Embedded samplers are both a feature of HLSL and necessary for YCBCR support. Not having a bindless interface for these is unfortunate, and it would be good to replace this in the future. A possible avenue for exploration would be to add shader-defined samplers, rather than having them defined in the API.

Input Attachments

Input attachments need some additional work in order to allow the use of both bindless descriptors and attachment indices that is not covered in this extension. Figuring out how to make this work cleanly would be a useful addition in a future extension.

HLSL Bindless Push Data / Root Constants

Push data in HLSL can currently only be accessed by mapping to a constant buffer with bindings. It would be useful to be able to do this bindlessly in a similar manner to GLSL, without bindings, and ideally in a way that maps correctly for DX12 as well. A proposal that includes this is currently in review for HLSL here: https://github.com/microsoft/hlsl-specs/pull/461.

HLSL Heap Data Access

It would be useful to be able to express different data types coming from a resource heap, including POD types. This would allow more flexibility in access of these heaps, and allow the size of descriptors to vary, reducing unnecessary padding when accessing smaller descriptor types.

Better Debugging

Debugging descriptors has been a pain since dynamic indexing was introduced, requiring point-of-access validation.

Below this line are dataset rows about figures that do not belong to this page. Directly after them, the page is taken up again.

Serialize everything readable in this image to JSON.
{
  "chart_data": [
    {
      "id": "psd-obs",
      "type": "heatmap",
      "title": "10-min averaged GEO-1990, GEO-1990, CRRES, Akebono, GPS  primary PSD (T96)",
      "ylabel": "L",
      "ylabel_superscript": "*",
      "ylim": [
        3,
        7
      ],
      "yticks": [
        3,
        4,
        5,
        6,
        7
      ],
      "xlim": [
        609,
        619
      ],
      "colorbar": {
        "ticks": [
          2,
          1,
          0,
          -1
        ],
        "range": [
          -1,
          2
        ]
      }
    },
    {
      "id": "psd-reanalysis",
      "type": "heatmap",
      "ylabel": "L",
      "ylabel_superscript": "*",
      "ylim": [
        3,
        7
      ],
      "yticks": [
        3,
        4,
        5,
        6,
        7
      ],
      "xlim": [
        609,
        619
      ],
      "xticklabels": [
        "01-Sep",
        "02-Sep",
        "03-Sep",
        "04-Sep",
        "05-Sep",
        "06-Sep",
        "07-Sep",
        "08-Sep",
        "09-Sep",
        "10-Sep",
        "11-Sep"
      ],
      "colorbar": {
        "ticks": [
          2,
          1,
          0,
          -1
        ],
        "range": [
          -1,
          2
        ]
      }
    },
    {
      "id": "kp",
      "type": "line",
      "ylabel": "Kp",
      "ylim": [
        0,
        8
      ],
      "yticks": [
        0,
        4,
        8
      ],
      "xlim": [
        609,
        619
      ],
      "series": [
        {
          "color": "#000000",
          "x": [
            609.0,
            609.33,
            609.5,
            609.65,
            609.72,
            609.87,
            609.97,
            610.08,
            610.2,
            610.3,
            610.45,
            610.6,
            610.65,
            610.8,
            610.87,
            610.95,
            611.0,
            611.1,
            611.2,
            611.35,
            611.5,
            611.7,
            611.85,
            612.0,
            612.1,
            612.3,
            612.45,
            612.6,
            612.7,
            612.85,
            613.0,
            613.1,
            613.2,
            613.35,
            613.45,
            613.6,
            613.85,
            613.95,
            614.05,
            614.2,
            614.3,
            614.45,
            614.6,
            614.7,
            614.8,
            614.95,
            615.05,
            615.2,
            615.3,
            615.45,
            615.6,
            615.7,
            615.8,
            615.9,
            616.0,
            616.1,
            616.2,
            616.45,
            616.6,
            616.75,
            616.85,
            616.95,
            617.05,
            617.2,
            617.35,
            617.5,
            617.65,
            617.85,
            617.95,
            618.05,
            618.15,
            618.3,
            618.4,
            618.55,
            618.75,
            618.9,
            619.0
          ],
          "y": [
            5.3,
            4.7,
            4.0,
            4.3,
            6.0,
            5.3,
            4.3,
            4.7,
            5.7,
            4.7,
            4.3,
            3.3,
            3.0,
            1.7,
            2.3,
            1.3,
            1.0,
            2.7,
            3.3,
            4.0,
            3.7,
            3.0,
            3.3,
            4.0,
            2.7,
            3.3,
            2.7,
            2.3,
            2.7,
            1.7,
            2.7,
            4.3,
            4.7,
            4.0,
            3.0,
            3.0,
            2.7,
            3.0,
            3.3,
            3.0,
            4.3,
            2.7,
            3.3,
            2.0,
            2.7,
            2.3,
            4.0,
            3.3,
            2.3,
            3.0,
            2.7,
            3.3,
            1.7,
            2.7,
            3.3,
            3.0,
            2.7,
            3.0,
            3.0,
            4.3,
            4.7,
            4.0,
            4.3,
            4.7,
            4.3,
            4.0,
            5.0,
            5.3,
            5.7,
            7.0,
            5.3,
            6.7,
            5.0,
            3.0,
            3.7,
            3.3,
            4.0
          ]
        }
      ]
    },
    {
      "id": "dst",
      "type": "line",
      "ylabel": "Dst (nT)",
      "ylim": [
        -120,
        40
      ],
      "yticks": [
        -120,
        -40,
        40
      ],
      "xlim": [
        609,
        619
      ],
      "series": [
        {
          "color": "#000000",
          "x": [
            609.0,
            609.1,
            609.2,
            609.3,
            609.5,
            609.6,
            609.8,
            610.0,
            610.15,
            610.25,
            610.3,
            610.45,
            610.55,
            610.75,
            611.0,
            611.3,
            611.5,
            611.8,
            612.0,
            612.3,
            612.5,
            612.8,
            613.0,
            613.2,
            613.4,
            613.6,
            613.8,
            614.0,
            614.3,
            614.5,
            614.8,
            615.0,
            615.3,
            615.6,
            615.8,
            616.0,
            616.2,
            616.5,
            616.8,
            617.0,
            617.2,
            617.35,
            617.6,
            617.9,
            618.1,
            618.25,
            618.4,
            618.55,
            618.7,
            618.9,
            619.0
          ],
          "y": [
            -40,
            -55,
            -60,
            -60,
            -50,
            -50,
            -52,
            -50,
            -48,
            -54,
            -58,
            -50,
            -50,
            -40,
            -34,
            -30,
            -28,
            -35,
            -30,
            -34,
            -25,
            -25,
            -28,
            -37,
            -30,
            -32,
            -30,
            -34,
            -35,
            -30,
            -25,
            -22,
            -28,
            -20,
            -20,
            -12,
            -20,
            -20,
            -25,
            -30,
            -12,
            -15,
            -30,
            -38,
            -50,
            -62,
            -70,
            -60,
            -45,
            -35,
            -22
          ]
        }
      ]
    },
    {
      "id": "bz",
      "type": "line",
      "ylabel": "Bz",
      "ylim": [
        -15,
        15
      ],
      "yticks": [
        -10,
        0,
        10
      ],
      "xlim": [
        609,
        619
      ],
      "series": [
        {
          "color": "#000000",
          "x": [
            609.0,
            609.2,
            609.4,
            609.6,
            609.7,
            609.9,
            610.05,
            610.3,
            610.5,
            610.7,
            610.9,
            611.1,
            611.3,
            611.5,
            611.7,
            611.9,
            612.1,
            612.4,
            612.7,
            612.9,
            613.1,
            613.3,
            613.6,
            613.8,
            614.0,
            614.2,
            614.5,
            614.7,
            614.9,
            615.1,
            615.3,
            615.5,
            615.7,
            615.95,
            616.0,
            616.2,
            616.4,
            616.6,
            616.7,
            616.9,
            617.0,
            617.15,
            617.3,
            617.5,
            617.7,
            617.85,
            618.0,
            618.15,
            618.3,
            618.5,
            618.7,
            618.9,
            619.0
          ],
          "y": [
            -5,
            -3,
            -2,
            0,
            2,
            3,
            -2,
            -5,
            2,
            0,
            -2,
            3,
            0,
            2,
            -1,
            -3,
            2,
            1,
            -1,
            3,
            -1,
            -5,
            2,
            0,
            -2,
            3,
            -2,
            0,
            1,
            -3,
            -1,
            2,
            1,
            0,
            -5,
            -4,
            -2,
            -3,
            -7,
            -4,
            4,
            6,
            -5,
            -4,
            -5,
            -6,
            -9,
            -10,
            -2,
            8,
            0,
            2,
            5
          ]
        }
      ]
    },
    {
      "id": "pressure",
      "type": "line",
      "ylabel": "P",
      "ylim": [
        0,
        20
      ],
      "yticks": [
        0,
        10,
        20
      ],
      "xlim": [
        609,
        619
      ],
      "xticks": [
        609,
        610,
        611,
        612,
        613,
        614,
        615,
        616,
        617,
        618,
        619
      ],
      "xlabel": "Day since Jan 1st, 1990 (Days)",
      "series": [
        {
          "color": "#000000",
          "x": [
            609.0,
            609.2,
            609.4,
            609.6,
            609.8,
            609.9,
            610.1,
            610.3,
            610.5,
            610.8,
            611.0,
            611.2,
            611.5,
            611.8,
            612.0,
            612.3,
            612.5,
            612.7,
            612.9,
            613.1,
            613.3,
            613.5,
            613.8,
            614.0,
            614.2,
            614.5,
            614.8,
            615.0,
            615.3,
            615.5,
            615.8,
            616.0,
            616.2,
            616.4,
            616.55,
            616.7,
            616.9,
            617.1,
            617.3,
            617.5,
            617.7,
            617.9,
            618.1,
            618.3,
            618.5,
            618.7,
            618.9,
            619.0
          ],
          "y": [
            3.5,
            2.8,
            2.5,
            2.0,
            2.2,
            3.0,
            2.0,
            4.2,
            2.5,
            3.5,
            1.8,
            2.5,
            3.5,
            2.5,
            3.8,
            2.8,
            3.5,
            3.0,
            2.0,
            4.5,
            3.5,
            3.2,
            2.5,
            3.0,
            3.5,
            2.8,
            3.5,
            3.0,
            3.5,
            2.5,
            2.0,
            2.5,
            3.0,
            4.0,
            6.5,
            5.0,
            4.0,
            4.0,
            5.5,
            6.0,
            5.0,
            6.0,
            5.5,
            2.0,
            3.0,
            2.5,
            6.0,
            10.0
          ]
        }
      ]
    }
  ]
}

The current approach to this in debug tools requires looking up descriptors in a table to see if they are valid, which requires shader instrumentation, and is too slow to be on by default. Traverse Research did some excellent work on this topic in their bindless setup, where they restricted their descriptor indices to 31 bits and used the last bit as a sentinel value to check for validity, which you can read about here. Finding spare bits in real descriptors was considered, but could not be guaranteed reliably by all vendors. However, by exposing descriptor sizes precisely and allowing arbitrary data to be read from the heaps, a similar approach should be possible, potentially expanding beyond single descriptors. This extension provides a lot of tools, the next step is to find ways to use them.